1. The Company has 13 refineries, seven of them in New Jersey, Maryland, Oklahoma, Louisiana and West Virginia. Four of the remaining refineries are located in Canada, one is in Mexico and one in Peru.
2. Pipeline properties in New York, New Jersey, Pennsylvania and Maryland.
3. A fleet of 54 ocean-going tank steamers with a capacity of 486,480 dead weight tons. (This is about two per cent of the total ocean-going tonnage of the world.)
4. Can and case factories, barrel factories, canning plants, glue factories and pipe shops.
5. Through its subsidiary corporations, the Company controls:
a. Oil wells in Pennsylvania, West Virginia, Ohio, Kentucky, Louisiana, Arkansas, Mississippi, Texas, California, Peru and Mexico. In connection with many of these properties refineries are operated.

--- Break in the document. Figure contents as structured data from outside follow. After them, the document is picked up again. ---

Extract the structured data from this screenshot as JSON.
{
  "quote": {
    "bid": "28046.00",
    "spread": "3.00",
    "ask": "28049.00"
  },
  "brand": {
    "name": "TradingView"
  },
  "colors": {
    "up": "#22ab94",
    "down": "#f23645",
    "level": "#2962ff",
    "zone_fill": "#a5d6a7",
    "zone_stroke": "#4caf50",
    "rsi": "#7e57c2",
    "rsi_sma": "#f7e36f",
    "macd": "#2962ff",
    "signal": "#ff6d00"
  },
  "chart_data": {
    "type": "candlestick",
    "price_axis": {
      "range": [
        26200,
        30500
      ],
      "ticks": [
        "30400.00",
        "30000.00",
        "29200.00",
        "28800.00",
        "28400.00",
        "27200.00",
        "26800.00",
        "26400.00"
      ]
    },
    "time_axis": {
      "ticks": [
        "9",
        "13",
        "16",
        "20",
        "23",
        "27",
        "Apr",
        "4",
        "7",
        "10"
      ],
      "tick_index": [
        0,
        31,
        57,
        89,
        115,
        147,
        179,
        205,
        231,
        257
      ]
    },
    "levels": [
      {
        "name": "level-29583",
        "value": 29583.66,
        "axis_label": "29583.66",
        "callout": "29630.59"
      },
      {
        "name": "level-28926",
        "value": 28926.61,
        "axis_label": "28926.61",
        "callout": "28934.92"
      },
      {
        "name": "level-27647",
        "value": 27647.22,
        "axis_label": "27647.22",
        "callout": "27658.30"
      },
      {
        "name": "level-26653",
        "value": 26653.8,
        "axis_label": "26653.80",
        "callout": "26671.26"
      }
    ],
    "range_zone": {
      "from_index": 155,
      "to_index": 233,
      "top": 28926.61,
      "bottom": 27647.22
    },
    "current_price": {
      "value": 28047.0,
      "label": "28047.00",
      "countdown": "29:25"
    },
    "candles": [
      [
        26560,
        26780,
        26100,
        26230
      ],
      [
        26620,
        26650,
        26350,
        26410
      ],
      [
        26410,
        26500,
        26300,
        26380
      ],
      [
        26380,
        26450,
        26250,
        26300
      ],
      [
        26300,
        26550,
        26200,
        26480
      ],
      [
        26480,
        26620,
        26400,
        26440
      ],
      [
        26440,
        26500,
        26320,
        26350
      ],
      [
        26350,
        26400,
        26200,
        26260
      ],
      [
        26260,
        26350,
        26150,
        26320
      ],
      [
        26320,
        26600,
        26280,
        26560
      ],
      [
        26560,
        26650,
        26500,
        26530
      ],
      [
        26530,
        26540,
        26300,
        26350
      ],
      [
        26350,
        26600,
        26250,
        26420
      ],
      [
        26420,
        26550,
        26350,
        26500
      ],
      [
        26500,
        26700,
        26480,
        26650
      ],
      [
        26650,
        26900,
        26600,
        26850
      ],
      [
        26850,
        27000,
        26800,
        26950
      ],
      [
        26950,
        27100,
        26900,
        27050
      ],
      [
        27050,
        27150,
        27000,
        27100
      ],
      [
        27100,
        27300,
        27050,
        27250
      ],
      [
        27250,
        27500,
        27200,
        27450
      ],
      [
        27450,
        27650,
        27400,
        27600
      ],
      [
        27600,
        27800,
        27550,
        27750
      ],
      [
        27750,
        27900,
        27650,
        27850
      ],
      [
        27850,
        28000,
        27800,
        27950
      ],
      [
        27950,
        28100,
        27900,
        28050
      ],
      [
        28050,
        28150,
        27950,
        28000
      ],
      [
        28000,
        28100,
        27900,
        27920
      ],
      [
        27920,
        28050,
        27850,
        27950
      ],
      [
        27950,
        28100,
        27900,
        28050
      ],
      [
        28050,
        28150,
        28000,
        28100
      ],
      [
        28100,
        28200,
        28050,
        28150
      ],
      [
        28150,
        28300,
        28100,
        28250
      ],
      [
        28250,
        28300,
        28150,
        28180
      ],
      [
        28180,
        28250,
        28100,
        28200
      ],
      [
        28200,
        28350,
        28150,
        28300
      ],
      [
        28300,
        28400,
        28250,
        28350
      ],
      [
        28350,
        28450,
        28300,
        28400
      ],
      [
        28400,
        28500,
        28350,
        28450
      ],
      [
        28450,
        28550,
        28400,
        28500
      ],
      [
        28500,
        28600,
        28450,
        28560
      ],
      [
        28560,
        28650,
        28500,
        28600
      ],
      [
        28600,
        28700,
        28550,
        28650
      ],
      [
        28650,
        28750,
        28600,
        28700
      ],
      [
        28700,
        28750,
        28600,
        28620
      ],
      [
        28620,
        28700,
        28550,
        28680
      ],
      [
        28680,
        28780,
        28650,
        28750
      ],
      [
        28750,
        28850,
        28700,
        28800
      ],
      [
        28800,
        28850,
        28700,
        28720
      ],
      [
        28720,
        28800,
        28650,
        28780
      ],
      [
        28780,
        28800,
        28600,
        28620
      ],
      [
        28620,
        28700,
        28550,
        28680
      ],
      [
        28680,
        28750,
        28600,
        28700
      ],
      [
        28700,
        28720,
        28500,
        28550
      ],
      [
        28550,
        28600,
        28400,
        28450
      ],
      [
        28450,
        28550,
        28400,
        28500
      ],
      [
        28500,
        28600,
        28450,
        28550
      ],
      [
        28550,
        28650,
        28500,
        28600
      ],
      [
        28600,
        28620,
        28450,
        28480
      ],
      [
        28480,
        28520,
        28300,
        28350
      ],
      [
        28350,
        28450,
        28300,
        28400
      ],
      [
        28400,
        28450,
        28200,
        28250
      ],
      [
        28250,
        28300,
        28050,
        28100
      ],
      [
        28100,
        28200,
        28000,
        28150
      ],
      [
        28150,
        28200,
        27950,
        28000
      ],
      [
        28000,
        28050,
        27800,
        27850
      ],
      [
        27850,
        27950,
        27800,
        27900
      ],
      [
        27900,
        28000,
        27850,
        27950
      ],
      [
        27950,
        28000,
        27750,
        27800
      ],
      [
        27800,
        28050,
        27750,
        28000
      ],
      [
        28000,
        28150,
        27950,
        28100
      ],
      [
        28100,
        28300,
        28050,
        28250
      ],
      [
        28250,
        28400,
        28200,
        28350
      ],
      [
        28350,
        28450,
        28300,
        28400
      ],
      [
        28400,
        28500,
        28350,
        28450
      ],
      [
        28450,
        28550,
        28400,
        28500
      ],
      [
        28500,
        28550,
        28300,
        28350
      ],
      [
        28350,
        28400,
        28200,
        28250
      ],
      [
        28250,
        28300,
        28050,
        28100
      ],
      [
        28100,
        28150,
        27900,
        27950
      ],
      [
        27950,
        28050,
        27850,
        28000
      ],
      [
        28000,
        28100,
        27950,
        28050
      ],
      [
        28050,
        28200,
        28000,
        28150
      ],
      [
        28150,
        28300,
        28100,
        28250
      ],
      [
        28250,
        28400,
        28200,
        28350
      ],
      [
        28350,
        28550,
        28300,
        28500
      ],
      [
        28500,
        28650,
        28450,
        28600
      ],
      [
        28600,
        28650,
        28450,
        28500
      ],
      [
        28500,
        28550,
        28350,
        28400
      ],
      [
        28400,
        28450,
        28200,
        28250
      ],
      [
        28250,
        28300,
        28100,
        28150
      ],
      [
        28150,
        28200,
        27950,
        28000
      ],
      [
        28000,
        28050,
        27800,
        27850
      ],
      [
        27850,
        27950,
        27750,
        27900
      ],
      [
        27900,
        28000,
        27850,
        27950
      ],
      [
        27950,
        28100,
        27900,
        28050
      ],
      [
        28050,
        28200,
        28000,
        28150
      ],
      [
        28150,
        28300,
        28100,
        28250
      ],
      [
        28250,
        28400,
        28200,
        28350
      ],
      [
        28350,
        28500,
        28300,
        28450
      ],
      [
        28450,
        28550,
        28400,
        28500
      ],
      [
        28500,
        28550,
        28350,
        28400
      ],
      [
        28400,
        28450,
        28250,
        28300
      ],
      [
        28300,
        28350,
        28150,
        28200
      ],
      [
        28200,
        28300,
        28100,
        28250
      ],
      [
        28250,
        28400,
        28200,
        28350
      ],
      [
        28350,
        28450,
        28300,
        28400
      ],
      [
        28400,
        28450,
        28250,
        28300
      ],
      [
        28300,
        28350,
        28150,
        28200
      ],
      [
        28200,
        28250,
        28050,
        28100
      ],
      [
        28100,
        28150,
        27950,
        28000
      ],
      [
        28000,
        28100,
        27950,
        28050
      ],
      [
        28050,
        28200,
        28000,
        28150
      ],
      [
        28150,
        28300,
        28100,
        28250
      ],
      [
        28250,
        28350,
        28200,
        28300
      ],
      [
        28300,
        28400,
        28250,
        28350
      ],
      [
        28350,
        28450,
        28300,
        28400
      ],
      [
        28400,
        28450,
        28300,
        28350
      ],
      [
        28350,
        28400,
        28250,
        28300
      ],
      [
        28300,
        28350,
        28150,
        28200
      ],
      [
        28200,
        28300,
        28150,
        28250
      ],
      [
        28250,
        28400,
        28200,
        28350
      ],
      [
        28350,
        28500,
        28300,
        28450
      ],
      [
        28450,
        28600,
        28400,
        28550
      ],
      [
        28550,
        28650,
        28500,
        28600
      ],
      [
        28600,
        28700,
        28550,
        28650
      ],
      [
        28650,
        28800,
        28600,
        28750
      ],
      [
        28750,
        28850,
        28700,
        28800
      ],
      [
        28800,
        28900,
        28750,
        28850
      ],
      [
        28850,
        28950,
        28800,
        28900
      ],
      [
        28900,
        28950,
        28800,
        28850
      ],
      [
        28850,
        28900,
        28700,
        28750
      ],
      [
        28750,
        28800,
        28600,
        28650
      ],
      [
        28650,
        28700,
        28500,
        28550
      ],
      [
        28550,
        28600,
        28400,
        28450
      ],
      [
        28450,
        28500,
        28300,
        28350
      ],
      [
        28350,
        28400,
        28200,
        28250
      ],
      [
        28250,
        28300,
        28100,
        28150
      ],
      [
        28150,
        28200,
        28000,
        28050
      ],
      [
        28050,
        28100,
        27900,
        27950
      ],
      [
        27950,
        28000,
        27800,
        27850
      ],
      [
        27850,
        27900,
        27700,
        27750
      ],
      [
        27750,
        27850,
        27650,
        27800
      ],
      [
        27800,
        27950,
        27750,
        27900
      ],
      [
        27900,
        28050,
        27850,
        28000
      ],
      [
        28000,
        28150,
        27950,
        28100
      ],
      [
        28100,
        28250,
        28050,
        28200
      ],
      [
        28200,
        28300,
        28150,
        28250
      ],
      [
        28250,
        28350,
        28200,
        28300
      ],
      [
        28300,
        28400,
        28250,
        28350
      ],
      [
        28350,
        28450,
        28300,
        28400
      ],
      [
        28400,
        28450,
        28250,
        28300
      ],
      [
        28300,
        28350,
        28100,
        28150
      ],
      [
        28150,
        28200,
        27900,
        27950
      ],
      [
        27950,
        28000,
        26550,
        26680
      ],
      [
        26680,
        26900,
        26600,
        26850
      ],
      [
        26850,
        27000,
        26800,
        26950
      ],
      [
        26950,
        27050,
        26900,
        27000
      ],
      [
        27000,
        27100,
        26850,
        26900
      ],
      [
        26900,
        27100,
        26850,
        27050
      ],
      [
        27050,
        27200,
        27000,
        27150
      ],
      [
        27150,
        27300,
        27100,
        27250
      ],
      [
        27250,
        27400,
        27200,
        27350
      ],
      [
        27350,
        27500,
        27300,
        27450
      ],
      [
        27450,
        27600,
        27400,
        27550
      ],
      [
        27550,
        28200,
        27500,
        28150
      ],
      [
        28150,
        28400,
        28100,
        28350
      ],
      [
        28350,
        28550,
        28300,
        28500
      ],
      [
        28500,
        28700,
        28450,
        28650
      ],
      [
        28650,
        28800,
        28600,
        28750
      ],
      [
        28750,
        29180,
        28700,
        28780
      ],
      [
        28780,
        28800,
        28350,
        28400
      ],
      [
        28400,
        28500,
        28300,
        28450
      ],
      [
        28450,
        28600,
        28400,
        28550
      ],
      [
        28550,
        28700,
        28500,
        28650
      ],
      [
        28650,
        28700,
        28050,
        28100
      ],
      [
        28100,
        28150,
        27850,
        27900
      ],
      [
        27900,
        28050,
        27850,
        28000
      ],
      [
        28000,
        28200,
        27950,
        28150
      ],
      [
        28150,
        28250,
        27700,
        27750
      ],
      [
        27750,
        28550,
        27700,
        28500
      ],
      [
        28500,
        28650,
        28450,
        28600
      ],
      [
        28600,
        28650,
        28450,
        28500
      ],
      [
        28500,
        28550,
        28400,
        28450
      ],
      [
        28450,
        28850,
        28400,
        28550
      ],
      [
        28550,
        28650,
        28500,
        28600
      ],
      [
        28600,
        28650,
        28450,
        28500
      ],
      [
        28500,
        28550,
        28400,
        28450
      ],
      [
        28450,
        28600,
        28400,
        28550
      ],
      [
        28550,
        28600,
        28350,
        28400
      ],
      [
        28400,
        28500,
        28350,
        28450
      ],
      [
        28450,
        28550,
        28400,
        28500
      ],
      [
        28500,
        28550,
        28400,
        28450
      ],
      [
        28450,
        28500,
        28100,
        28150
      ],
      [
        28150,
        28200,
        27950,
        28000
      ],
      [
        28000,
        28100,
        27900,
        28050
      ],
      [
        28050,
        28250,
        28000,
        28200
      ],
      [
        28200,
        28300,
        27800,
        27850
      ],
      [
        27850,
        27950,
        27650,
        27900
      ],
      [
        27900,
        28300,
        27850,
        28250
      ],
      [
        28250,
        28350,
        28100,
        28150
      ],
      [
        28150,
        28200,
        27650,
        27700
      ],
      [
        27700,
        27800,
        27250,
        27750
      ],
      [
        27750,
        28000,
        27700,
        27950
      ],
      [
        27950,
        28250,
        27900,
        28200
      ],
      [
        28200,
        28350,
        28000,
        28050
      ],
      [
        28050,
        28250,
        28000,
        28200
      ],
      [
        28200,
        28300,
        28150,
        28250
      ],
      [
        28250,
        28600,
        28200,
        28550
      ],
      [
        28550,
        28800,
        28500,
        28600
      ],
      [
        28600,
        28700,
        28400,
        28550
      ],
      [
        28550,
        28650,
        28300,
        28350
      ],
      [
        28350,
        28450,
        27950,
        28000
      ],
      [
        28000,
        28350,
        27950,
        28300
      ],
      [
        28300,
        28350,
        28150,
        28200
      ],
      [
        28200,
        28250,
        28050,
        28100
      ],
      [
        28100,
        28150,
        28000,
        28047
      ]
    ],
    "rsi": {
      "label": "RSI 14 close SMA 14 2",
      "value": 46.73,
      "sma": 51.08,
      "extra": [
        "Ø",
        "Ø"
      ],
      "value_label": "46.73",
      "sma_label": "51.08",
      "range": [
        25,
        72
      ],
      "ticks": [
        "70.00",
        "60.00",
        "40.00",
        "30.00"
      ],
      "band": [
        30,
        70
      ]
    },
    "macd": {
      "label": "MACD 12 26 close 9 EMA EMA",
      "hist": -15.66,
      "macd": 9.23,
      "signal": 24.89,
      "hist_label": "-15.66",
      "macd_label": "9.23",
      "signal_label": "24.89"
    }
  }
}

b. One subsidiary has 550 marketing stations in Canada. Others market in various parts of the United States; in the West Indies; in Central and South America; in Germany, Austria, Roumania, the Netherlands, France, Denmark and Italy.
The Standard Oil Company of New Jersey comprises only one part—though a very successful part—of the Standard Oil Group of industries. It is one industrial state in a great industrial empire.
Foreign resources offer opportunities to the exploiter. Foreign markets beckon. Both calls have been heeded by the American business interests that are busy building the international machinery of business organization.